Maisie was impressed. ‘Housekeeper!’ she said. ‘My stars! That’s a step up. You’ll see some changes now.’
‘Yes,’ Rosie said. ‘I hope I do.’ And she grinned. ‘Whatever it’s like it’ll be better than non-stop nappies an’ cleaning up sick.’
Chapter 5
Rosie’s new job began at eight o’clock the next Saturday morning with a blaze of sunshine and the roar of a car. She went out of the cottage at once to welcome her new employer and watched as she emerged in full elegance from her great
car and was followed by her sons, who weren’t the two little boys she was expecting but two languid young men who weren’t very much younger than she was and were dressed in the most extraordinary uniform — black top hats, black jackets, waistcoats, striped trousers — and with a peculiar white collar to set it all off. They mean to be noticed she thought.
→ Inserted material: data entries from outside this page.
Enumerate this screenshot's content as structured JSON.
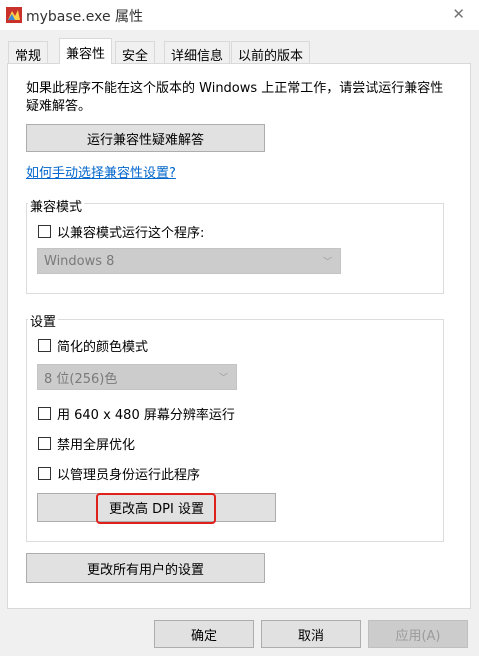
{
  "window": {
    "title": "mybase.exe 属性",
    "icons": {
      "app": "app-logo-icon",
      "close": "close-icon"
    }
  },
  "tabs": [
    {
      "label": "常规"
    },
    {
      "label": "兼容性"
    },
    {
      "label": "安全"
    },
    {
      "label": "详细信息"
    },
    {
      "label": "以前的版本"
    }
  ],
  "main": {
    "description": "如果此程序不能在这个版本的 Windows 上正常工作，请尝试运行兼容性疑难解答。",
    "troubleshoot_button": "运行兼容性疑难解答",
    "manual_link": "如何手动选择兼容性设置?"
  },
  "compat_mode": {
    "group_label": "兼容模式",
    "checkbox_label": "以兼容模式运行这个程序:",
    "checked": false,
    "select_value": "Windows 8"
  },
  "settings": {
    "group_label": "设置",
    "reduced_color": {
      "label": "简化的颜色模式",
      "checked": false
    },
    "color_select_value": "8 位(256)色",
    "res640": {
      "label": "用 640 x 480 屏幕分辨率运行",
      "checked": false
    },
    "disable_fullscreen": {
      "label": "禁用全屏优化",
      "checked": false
    },
    "run_as_admin": {
      "label": "以管理员身份运行此程序",
      "checked": false
    },
    "dpi_button": "更改高 DPI 设置"
  },
  "all_users_button": "更改所有用户的设置",
  "footer": {
    "ok": "确定",
    "cancel": "取消",
    "apply": "应用(A)"
  },
  "colors": {
    "highlight_border": "#e0201a",
    "link": "#0066cc"
  }
}
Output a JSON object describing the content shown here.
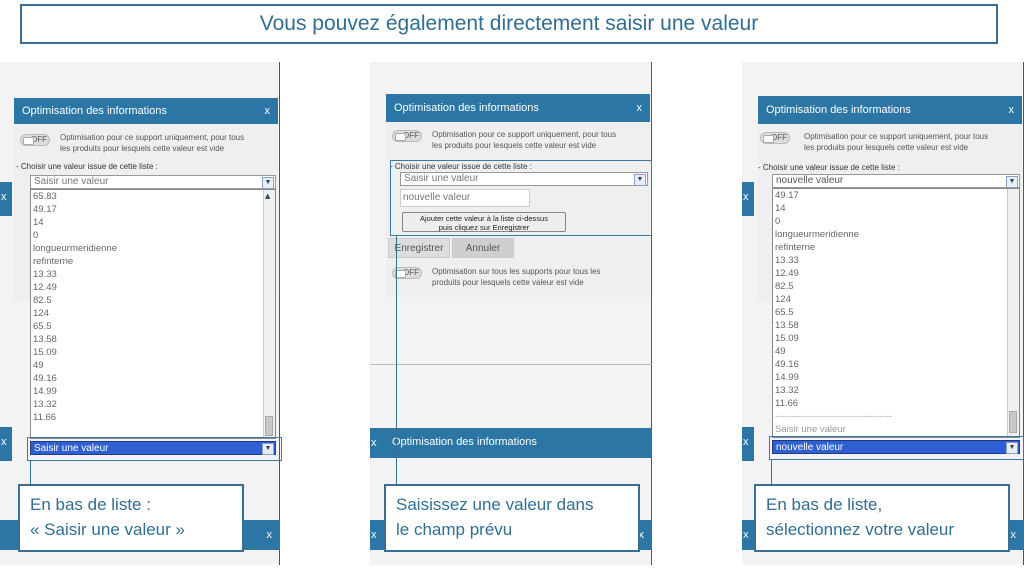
{
  "header": {
    "title": "Vous pouvez également directement saisir une valeur"
  },
  "dialog": {
    "title": "Optimisation des informations",
    "close": "x",
    "toggle_off": "OFF",
    "opt_support_line1": "Optimisation pour ce support uniquement, pour tous",
    "opt_support_line2": "les produits pour lesquels cette valeur est vide",
    "choose_label": "- Choisir une valeur issue de cette liste :",
    "placeholder_select": "Saisir une valeur",
    "opt_all_line1": "Optimisation sur tous les supports pour tous les",
    "opt_all_line2": "produits pour lesquels cette valeur est vide"
  },
  "panel1": {
    "list": [
      "65.83",
      "49.17",
      "14",
      "0",
      "longueurmeridienne",
      "refinterne",
      "13.33",
      "12.49",
      "82.5",
      "124",
      "65.5",
      "13.58",
      "15.09",
      "49",
      "49.16",
      "14.99",
      "13.32",
      "11.66"
    ],
    "selected": "Saisir une valeur",
    "callout_line1": "En bas de liste :",
    "callout_line2": "« Saisir une valeur »"
  },
  "panel2": {
    "input_value": "nouvelle valeur",
    "add_button_line1": "Ajouter cette valeur à la liste ci-dessus",
    "add_button_line2": "puis cliquez sur Enregistrer",
    "save": "Enregistrer",
    "cancel": "Annuler",
    "callout_line1": "Saisissez une valeur dans",
    "callout_line2": "le champ prévu"
  },
  "panel3": {
    "select_value": "nouvelle valeur",
    "list": [
      "49.17",
      "14",
      "0",
      "longueurmeridienne",
      "refinterne",
      "13.33",
      "12.49",
      "82.5",
      "124",
      "65.5",
      "13.58",
      "15.09",
      "49",
      "49.16",
      "14.99",
      "13.32",
      "11.66"
    ],
    "separator": "-------------------------------------",
    "faded_item": "Saisir une valeur",
    "selected": "nouvelle valeur",
    "callout_line1": "En bas de liste,",
    "callout_line2": "sélectionnez votre valeur"
  },
  "colors": {
    "accent": "#2b76a5",
    "title_text": "#2f6e95",
    "selection": "#2f5fd0"
  }
}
‘Ah yes,’ Lady Eden said, when Rosie curtseyed to her. ‘Miss Goodison isn’t it. Take their hats.’ And she swept into the house.
Rosie took the top hats and hung them up on the hall stand. Then she watched as the lady climbed the stairs, trailing her gloved hand along the banister to check for dust. The boys’ bedrooms were inspected and approved of, the sitting room nodded at, the boys kissed perfunctorily, ‘Goodbye Anthony, goodbye Nicholas,’ and then she was gone.
The very grown-up boys sprawled in their easy chairs and the older one ordered coffee which Rosie made and served to them. That Anthony is seventeen if he’s a day, she thought. What’s he still doing at school?
She was to learn a lot about the differences between her life and theirs in the days that followed. Early the next morning, two brand-new bicycles were delivered and propped against the back wall, ready for their use but they didn’t get up until the morning was half over and then they lounged around the cottage in slippers and silk dressing gowns, smoking cigarettes and reading a newspaper called The Times, which had been delivered to them all the way from Chichester. In the afternoon they got dressed in white trousers, cotton shirts and cravats and cycled off to go sailing. They were horribly lazy, leaving their dirty clothes on the floor for her to pick up and clean, their dirty coffee cups for her to collect, their discarded newspapers all over the room. They had opinions about everything and were quite sure they were right in everything they said.